OSCC is the most generally known oral malignant condition in India and the world's sixth most prevalent cancer. Contemporary cancer treatment options include chemotherapy, surgery, radiotherapy, targeted treatment, adjuvant therapy, and immunotherapy. However, these strategies did not deliver the anticipated outcomes and instead resulted in undesirable effects such as nausea, vomiting, fever, and tumour site pain [2]. Consequently, there is always a need for innovative and potent phytochemicals with less toxicity and adverse effects [3]. These indigenous bioactive substances such as flavonoids and polyphenols, can lower the incidence of OSCC since they include an extensive amount of phytochemicals with anticancer activities. Thus, medicinal herbs can be utilized to alleviate and manage OSCC [4].
Moringa oleifera has shown promising potential in cancer research, including its effects on OSCC. Extracts from Moringa, particularly its leaves and seeds, contain bioactive compounds like quercetin and kaempferol, which have demonstrated anti-cancer properties [5, 6]. Studies suggest that Moringa extracts can inhibit the proliferation of cancer cells, induce apoptosis (programmed cell death), and reduce oxidative stress, which plays a significant role in cancer development. In the context of oral squamous cell carcinoma, research indicates that Moringa oleifera’s bioactive substances in MO react with OSCC cell lines and exhibit antiproliferative action, akin to several anti-cancer medications Moringa continues to attract attention for its potential use as a complementary therapy in oral cancer due to its rich phytochemical profile [7].
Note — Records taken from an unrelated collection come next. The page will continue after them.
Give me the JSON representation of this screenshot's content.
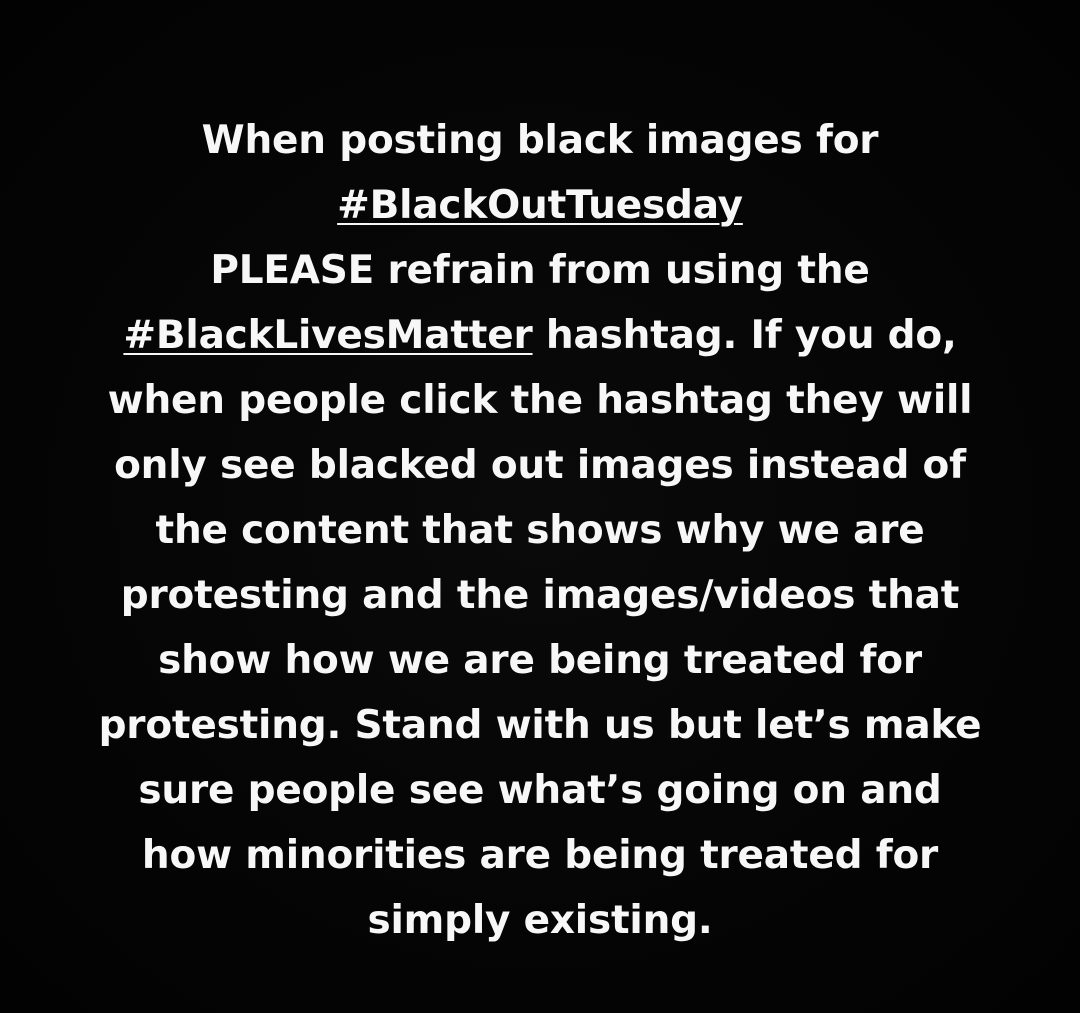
{
  "post": {
    "background": "#000000",
    "text_color": "#f7f7f7",
    "lines": [
      {
        "pre": "When posting black images for",
        "tag": "",
        "post": ""
      },
      {
        "pre": "",
        "tag": "#BlackOutTuesday",
        "post": ""
      },
      {
        "pre": "PLEASE refrain from using the",
        "tag": "",
        "post": ""
      },
      {
        "pre": "",
        "tag": "#BlackLivesMatter",
        "post": " hashtag. If you do,"
      },
      {
        "pre": "when people click the hashtag they will",
        "tag": "",
        "post": ""
      },
      {
        "pre": "only see blacked out images instead of",
        "tag": "",
        "post": ""
      },
      {
        "pre": "the content that shows why we are",
        "tag": "",
        "post": ""
      },
      {
        "pre": "protesting and the images/videos that",
        "tag": "",
        "post": ""
      },
      {
        "pre": "show how we are being treated for",
        "tag": "",
        "post": ""
      },
      {
        "pre": "protesting. Stand with us but let’s make",
        "tag": "",
        "post": ""
      },
      {
        "pre": "sure people see what’s going on and",
        "tag": "",
        "post": ""
      },
      {
        "pre": "how minorities are being treated for",
        "tag": "",
        "post": ""
      },
      {
        "pre": "simply existing.",
        "tag": "",
        "post": ""
      }
    ]
  }
}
MO is widely utilized in conventional medical practices around the globe [8]. It is utilized in ayurvedic treatment and is thought to be effective in averting 300 ailments [9]. MO leaf contains high levels of phenolics and glucosinolates, tocopherols, carotenoids, polyunsaturated fatty acids, minerals, and vitamins. Studies also demonstrated that MO leaves contain 35 compounds [10, 11]. It is utilized for a variety of purposes, including purifying the blood and liver, enhancing cardiac function, deworming, and improving fat metabolism to aid in weight reduction [12]. Various components of the MO are believed to have antidiabetic, anticancer, anti-inflammatory, antispasmodic, antihypertensive, reducing cholesterol, antioxidant, hepatoprotective, antimicrobial, and antifungal properties [13]. Various research has investigated the anticancer properties of the leaves, fruits, flowers, stems, and roots of MO [7, 14, 15]. The anti-carcinogenic efficacy of MO is attributed to niazimicin, quercetin, niazinin, glycerol-1(9-octadecanoate, and (4(a-l-rhamnosyloxy) benzyl) carbamate [16]. The current review evaluated the antiproliferative and cytotoxic effects of extracts from various parts of MO against OSCC.
Materials and methods
Study protocol
The study adhered to the guidelines set forth by the Preferred Reporting Items for Systematic Reviews and Meta-Analyses for the selection of studies, synthesis of data, and eventual dissemination of results [17, 18].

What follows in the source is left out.